A short proof of Tuza's conjecture for weak saturation in hypergraphs
Nikolai Terekhov
TL;DR
The paper addresses the asymptotic behaviour of the weak saturation number $\mathrm{wsat}(n,H)$ for $r$-uniform hypergraphs by proving Tuza's conjecture with a shorter argument. It leverages Rödl's covering-type theorem to assemble small $\mathrm{wSAT}$ constructions into a large one on $[n]$ and develops a direct induction to show any remaining missing edge completes a copy of $H$, all while avoiding the $T_{r,h,s}$-template saturation technique. The main result establishes the existence of the limit $\lim_{n\to\infty} \mathrm{wsat}(n,H)/\binom{n-v}{s-1}$ (where $v=|V(H)|$ and $s=s(H)$) and yields the asymptotic form $\mathrm{wsat}(n,H)=C_H\binom{n-v}{s-1}(1+o(1))$ with a positive constant $C_H$, thereby confirming Tuza's conjecture in a streamlined fashion.
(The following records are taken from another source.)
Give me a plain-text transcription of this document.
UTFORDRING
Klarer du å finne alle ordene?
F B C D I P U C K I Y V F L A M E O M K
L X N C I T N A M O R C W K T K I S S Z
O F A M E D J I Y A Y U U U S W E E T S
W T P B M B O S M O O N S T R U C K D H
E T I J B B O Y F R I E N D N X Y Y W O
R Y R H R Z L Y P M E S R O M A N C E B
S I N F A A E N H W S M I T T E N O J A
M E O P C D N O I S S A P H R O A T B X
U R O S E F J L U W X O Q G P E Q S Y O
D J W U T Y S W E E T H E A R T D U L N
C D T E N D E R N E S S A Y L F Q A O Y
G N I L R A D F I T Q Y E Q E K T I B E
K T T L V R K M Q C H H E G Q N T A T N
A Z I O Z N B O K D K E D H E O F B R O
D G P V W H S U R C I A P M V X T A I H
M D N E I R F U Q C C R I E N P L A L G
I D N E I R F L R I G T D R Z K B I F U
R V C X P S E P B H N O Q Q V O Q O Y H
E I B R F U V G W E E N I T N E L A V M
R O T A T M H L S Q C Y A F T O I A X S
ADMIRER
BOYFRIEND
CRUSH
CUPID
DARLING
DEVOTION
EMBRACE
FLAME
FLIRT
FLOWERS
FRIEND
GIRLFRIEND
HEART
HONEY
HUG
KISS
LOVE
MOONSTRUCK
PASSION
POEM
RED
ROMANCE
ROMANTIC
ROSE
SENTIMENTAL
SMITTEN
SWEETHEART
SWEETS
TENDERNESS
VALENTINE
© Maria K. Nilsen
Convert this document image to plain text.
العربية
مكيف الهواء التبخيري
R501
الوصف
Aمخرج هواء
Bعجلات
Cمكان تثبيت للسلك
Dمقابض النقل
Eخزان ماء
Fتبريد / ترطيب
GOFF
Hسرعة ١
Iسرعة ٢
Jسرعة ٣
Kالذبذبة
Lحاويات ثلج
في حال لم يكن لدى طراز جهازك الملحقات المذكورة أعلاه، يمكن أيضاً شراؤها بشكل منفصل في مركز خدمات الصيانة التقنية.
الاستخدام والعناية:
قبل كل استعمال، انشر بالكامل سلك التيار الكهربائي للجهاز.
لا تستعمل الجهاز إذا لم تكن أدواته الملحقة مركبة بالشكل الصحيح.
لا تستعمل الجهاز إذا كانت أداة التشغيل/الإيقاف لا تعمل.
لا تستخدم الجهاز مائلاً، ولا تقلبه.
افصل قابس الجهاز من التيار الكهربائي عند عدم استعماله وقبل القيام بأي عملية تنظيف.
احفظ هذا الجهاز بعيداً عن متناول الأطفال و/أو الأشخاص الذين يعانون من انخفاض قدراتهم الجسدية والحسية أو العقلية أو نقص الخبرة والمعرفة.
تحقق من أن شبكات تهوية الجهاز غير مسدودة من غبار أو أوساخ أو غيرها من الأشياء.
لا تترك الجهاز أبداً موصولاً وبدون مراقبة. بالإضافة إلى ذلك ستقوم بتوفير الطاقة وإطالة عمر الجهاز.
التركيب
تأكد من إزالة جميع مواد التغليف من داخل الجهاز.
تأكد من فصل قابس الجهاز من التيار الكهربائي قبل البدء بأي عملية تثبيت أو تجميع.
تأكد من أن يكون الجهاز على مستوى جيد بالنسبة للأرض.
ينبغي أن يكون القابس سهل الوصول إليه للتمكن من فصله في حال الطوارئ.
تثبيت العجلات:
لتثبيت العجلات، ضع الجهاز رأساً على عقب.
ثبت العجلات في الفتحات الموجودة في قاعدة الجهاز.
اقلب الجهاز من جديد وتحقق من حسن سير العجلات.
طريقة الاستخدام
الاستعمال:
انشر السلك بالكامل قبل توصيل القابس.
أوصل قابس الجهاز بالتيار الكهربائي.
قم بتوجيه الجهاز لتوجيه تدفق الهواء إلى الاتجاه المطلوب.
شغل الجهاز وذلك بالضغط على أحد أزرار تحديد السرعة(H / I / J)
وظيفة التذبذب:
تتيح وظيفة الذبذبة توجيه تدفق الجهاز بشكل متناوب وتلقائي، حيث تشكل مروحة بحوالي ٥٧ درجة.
This simplification enhances understanding of the growth rate of weak saturation in hypergraphs and provides a more accessible route to the asymptotic characterization of $\mathrm{wsat}(n,H)$.
Abstract
Given an $r$-uniform hypergraph $H$ and a positive integer $n$, the weak saturation number $\mathrm{wsat}(n,H)$ is the minimum number of edges in an $r$-uniform hypergraph $F$ on $n$ vertices such that the missing edges in $F$ can be added, one at a time, so that each added edge creates a copy of $H$. Shapira and Tyomkyn (Proceedings of the American Mathematical Society, 2023) proved Tuza's conjecture on asymptotic behaviour of $\mathrm{wsat}(n, H)$. In this paper we provide a significantly shorter proof of the conjecture.